Little pieces of hard yolk crumble in her hands and disappear into crevices. Those lucky enough to fall on a flat surface are mashed into the fabric by her feet, which pummel like a kitten massaging its mother’s belly. She peels the white off and shoves it in her mouth, dropping the yolk by mistake, inexpertly retrieving bits of it and crushing them in her hand, glaring at me the whole time. Don’t worry, I don’t want any.

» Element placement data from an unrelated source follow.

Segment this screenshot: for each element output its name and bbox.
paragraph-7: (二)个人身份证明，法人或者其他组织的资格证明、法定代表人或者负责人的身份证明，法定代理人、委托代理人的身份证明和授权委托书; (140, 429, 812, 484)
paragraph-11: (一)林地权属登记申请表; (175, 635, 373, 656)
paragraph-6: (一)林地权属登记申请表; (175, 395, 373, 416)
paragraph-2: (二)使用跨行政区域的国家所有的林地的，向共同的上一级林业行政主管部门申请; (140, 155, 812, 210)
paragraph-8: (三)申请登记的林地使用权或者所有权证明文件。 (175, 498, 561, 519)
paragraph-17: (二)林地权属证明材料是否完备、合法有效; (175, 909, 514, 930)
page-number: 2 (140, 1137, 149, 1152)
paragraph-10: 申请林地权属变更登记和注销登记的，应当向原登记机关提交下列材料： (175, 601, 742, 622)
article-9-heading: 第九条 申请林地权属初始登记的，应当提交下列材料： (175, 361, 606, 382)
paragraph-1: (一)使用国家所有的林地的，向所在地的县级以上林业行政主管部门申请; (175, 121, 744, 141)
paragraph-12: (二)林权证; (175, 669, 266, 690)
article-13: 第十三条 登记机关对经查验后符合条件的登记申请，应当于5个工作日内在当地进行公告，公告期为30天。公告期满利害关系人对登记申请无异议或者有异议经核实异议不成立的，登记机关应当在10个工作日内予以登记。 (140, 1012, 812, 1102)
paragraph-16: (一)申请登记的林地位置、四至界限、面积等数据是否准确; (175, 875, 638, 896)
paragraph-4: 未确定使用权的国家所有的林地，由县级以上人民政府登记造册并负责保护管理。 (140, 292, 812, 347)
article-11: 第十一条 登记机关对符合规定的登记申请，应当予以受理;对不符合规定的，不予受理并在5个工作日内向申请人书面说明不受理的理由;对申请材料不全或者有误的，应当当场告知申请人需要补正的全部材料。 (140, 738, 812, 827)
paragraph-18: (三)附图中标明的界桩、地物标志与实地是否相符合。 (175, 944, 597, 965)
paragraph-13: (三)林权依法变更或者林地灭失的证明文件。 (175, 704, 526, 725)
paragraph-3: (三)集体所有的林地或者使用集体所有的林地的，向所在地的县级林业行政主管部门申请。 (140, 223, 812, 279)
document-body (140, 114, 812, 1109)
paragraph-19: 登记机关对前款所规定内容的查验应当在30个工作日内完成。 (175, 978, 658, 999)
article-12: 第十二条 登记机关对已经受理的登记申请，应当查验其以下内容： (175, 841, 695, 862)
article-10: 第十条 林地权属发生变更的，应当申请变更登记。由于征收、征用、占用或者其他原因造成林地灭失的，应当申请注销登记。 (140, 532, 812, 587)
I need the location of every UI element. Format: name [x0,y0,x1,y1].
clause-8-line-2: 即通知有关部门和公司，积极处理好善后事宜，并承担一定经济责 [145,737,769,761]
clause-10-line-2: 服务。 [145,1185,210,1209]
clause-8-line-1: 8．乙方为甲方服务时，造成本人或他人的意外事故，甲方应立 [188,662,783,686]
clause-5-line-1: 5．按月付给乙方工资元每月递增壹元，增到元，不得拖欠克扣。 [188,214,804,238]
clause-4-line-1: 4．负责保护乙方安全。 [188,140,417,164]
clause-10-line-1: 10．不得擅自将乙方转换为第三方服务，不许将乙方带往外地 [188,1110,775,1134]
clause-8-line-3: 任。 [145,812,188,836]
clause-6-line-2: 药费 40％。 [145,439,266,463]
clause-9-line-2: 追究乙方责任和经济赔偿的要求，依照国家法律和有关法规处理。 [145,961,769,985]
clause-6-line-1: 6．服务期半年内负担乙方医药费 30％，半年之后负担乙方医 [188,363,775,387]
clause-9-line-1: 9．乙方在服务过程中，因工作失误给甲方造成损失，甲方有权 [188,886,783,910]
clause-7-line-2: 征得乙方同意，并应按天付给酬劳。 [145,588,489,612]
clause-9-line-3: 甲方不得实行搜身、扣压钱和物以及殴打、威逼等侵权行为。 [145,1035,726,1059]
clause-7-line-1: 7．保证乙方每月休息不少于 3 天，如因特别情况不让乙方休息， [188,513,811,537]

Susan comes in and plops beside her daughter, oblivious to the egg yolk avalanche threatening her white pants.
“Good Morning Gabriel.”
“Morning. Listen, I don’t want to go on and on all the time but would it be possible to limit her feeding activities to the kitchen? Look at the couch, for God’s sakes. Boiled eggs reek after a few days.”
“Of course. I’ll clean it up.”
“Of course you will. And I’m sure you’d remove the sofa covers and wash them too, but wouldn’t it be easier to avoid all this work by feeding April in the kitchen?”
“I don’t mind…” Susan begins, watching me.
“I do. There’s no need for it. She can explore her egg just as well in the kitchen.” I grapple for my cigarettes on the mantelpiece and inhale.
Susan turns to April, an ingratiating smile hovering around her lips. “Let’s go to the kitchen and get April a nice juicy to go with her eggy.”
I hope she’ll acquiesce. It is not pleasant to be the obvious source of all high blood pressure. But April has deduced that the kitchen is some type of issue and reckons no hot-blooded two-year-old would capitulate to they know not what.
“NO!” she yells.
Instead of further sweet persuasions Susan manhandles her (and the three cushions she is clutching) off the couch and exits in accompaniment to the sound of multiple police car sirens out of harmony.